8.23 A manufacturing company produces electric insulators. You define the variable of interest as the strength of the insulators. If the insulators break when in use, a short circuit is likely. To test the strength of the insulators, you carry out destructive testing to determine how much force is required to break the insulators. You measure force by observing how many pounds are applied to the insulator before it breaks. You collect the force data for 30 insulators selected for the experiment and organize and store these data in Force: 1,870 1,728 1,656 1,610 1,634 1,784 1,522 1,696 1,592 1,662 1,866 1,764 1,734 1,662 1,734 1,774 1,550 1,756 1,762 1,866 1,820 1,744 1,788 1,688 1,810 1,752 1,680 1,810 1,652 1,736 Construct a 95% confidence interval estimate for the population mean force. What assumption must you make about the population distribution in order to construct the confidence interval estimate in (a)

According to the Central Limit Theorem if we have an unknown population with mean μ and standard deviation σ and appropriately huge random samples (n > 30) are selected from the population with replacement, then the distribution of the sample mean will be approximately normally.

The sample selected here is n = 30.

Thus, the sampling distribution of the sample mean will be normal.

Compute the sample mean and standard deviation as follows:

[tex]\bar x=\frac{1}{n}\sum x=\frac{1}{30}\times 51702=1723.4\\\\s=\sqrt{\frac{1}{n-1}\sum (x-\bar x)^{2}}=\sqrt{\frac{1}{30-1}\times 232561.2}=89.55[/tex]

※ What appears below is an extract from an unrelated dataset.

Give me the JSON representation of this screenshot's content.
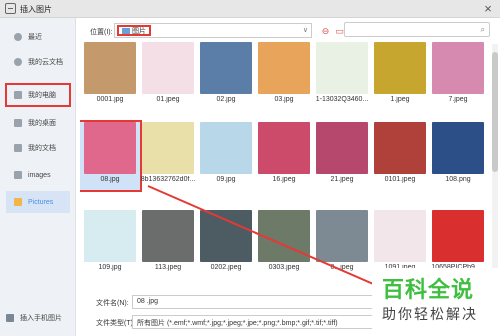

Construct a 95% confidence interval estimate for the population mean force as follows:

[tex]CI=\bar x\pm z_{\alpha /2}\times\frac{s}{\sqrt{n}}[/tex]

[tex]=1723.4\pm 1.96\times\frac{89.55}{\sqrt{30}}\\\\=1723.4\pm 32.045\\\\=(1691.355, 1755.445)\\\\\approx (1691, 1755)[/tex]

Thus, the 95% confidence interval estimate for the population mean force is (1691, 1755).